While Ralcorp’s investor relations strategy was famously “taciturn​”, noted Cernich, its reticence on this occasion was "remarkable​".

He added: “For many Ralcorp shareholders staring at a cash offer with no financing contingency at a 44% premium to where shares traded prior to the initial bid, and a clear signal from the bidder that $94 is not best and final, it is anything but clear that there is ‘nothing further to discuss’.”

Ralcorp: Sum of our parts is greater than the whole

However, a Ralcorp spokesman told FoodNavigator-USA that the board’s decision to reject ConAgra’s latest offer had been taken “with the assistance of its financial and legal advisors”.

The board, he added, had “unanimously determined that the separation of Post Foods from Ralcorp will better allow each company to focus on strategies specific to their particular businesses, thereby unlocking additional significant value for our shareholders”.

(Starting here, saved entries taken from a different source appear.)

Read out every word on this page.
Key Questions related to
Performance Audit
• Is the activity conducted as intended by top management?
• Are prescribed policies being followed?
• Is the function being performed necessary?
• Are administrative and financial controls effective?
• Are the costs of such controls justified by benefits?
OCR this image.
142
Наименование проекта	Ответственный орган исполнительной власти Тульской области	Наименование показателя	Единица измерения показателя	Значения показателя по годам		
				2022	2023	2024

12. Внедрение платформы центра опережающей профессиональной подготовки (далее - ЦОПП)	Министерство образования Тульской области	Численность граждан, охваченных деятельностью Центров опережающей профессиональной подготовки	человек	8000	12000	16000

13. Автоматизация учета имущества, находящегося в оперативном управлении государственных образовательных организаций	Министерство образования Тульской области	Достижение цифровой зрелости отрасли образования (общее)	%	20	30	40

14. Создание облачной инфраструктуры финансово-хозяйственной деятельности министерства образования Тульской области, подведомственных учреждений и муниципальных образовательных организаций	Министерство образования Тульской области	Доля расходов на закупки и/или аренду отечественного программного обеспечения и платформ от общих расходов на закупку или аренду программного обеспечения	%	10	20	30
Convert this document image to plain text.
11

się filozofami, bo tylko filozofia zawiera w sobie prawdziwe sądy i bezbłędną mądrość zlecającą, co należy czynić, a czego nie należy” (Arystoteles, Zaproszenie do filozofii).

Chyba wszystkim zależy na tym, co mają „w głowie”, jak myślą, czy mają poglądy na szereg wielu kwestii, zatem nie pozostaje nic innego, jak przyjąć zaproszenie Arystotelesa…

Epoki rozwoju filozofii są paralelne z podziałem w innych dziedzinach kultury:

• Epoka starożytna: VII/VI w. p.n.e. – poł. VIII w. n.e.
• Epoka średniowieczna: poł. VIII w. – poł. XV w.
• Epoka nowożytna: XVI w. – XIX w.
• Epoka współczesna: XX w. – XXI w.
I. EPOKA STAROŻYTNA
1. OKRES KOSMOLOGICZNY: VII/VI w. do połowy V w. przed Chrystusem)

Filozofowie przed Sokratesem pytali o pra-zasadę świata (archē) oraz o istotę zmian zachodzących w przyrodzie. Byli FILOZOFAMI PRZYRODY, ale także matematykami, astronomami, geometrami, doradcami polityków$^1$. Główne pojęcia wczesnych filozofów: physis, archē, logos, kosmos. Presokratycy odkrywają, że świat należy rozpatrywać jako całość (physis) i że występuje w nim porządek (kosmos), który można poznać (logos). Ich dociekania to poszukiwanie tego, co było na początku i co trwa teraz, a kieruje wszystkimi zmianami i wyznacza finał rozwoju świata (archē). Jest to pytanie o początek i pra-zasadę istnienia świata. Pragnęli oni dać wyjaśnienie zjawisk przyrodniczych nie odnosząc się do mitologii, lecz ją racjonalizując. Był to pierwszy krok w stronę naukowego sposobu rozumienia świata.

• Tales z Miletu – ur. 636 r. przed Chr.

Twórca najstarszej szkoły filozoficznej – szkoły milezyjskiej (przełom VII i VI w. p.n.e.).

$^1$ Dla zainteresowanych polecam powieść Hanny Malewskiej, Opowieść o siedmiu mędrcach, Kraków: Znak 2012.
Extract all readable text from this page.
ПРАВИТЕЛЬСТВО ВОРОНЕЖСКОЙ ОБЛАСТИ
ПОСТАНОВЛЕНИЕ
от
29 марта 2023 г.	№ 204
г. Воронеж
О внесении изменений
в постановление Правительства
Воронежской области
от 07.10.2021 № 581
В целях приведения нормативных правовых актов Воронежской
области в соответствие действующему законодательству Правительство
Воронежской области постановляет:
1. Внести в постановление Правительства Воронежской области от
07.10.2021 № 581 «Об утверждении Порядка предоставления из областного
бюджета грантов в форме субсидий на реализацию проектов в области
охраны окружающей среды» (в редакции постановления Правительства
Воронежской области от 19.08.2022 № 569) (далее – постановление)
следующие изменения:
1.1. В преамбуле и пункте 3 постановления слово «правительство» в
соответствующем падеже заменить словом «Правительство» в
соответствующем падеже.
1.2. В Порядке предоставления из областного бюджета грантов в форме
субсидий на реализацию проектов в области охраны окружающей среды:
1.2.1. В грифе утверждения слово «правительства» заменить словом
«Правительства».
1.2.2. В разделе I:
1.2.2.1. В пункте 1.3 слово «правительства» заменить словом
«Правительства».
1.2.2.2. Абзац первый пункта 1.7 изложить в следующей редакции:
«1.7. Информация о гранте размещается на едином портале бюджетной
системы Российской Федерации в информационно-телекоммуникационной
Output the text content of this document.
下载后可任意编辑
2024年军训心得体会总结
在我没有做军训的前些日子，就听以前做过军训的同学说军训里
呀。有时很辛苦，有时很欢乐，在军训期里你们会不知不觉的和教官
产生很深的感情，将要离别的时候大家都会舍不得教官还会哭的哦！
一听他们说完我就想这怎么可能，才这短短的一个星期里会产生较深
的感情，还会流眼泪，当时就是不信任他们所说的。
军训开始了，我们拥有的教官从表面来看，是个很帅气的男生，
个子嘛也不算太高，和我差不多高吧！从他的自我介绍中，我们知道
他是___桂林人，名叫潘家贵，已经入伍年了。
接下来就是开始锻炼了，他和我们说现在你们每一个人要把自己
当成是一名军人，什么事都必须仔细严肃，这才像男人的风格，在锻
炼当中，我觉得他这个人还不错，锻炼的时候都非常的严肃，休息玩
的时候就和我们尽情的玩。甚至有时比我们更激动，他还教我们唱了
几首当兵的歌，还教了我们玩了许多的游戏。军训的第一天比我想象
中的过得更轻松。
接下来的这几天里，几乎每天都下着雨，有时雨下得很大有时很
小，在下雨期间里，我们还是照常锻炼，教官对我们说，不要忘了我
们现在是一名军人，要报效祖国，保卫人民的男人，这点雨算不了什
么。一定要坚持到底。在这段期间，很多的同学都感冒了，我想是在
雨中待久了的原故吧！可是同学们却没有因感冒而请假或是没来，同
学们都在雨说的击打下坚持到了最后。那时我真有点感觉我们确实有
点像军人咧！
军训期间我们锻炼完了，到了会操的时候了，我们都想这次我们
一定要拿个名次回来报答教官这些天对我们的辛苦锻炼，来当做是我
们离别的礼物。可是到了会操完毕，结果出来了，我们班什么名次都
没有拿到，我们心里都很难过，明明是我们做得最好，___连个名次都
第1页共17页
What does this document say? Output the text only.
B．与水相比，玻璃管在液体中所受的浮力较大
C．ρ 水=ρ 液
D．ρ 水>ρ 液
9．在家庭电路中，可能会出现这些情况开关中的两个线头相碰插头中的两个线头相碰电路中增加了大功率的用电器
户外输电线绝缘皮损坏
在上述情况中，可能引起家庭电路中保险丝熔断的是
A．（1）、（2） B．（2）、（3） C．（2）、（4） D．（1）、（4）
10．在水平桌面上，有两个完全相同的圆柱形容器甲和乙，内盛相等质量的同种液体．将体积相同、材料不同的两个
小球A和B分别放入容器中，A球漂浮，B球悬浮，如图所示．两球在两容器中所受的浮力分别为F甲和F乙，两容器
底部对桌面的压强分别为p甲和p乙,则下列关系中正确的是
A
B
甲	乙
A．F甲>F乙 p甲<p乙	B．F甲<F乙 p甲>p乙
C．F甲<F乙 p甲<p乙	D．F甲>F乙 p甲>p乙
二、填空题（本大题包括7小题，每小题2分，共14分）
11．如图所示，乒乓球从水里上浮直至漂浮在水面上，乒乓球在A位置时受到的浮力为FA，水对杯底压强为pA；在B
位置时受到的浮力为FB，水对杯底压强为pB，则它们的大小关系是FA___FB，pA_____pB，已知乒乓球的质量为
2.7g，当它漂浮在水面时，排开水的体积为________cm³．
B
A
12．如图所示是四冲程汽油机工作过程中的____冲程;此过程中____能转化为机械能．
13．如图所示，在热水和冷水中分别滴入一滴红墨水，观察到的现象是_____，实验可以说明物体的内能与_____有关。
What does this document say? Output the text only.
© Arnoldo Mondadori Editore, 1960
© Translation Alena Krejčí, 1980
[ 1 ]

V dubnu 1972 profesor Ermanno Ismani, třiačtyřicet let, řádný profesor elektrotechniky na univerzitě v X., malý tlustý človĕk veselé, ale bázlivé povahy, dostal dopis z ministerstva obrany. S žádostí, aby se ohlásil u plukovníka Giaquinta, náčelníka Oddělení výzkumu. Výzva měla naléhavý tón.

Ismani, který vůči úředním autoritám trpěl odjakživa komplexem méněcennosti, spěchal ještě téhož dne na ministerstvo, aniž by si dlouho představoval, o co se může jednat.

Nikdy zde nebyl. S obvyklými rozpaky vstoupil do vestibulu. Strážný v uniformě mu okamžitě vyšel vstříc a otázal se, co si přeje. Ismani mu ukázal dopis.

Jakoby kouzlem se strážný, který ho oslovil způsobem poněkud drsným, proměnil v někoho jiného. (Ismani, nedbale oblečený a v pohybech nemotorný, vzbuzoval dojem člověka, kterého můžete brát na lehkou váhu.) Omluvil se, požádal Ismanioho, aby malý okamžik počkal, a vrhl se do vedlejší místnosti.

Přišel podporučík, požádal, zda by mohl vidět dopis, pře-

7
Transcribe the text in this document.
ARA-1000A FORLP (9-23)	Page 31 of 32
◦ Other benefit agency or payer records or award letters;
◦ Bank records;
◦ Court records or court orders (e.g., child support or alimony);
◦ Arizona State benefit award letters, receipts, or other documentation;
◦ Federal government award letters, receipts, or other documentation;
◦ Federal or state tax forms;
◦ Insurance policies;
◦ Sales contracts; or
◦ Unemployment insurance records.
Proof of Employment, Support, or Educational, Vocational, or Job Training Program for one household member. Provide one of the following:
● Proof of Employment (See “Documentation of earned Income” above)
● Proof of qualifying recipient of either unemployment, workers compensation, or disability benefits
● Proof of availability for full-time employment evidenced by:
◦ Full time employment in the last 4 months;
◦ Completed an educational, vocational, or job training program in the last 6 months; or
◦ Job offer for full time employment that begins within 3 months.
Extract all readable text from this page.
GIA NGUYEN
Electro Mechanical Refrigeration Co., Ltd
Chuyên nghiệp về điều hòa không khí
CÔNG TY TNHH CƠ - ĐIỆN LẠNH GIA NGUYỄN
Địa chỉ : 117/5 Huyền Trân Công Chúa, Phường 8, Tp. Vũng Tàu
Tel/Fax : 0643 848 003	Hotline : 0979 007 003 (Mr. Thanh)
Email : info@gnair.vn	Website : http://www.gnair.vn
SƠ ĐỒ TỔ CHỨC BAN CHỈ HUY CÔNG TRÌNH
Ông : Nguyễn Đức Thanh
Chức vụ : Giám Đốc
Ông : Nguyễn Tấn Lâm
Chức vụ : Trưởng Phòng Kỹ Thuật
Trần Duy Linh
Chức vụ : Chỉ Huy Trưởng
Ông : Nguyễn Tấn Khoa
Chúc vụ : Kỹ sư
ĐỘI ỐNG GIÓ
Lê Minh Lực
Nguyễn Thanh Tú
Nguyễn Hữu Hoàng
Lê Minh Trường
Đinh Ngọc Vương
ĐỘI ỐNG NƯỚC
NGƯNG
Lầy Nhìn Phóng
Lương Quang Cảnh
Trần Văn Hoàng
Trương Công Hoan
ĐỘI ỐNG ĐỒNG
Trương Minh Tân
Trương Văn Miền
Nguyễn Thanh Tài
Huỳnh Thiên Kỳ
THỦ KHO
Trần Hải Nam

He would not say why the board had omitted to make reference to its financial and legal advisors in its formal response to ConAgra’s bid on August 12.

ConAgra: 'Extremely disappointed'

On August 14, ConAgra chief executive Gary Rodkin claimed that by remaining independent, Ralcorp's private label business would be “more susceptible to the margin pressures from commodity cost volatility”, ​while an independent Post Foods would face the “uncertainty of operating as a highly leveraged company in the competitive cereal category without the benefit of a broader portfolio".

What happens next?

ConAgra - best known for its Hebrew National hot dogs and Hunt's canned vegetables - may now seek to launch a hostile bid for Ralcorp, which makes Post branded cereals, private-label foods for retailers, and frozen bakery products for in-store bakeries and foodservice customers.

However, some analysts have predicted it may decide to wait until after the Post spin-off before launching a fresh bid.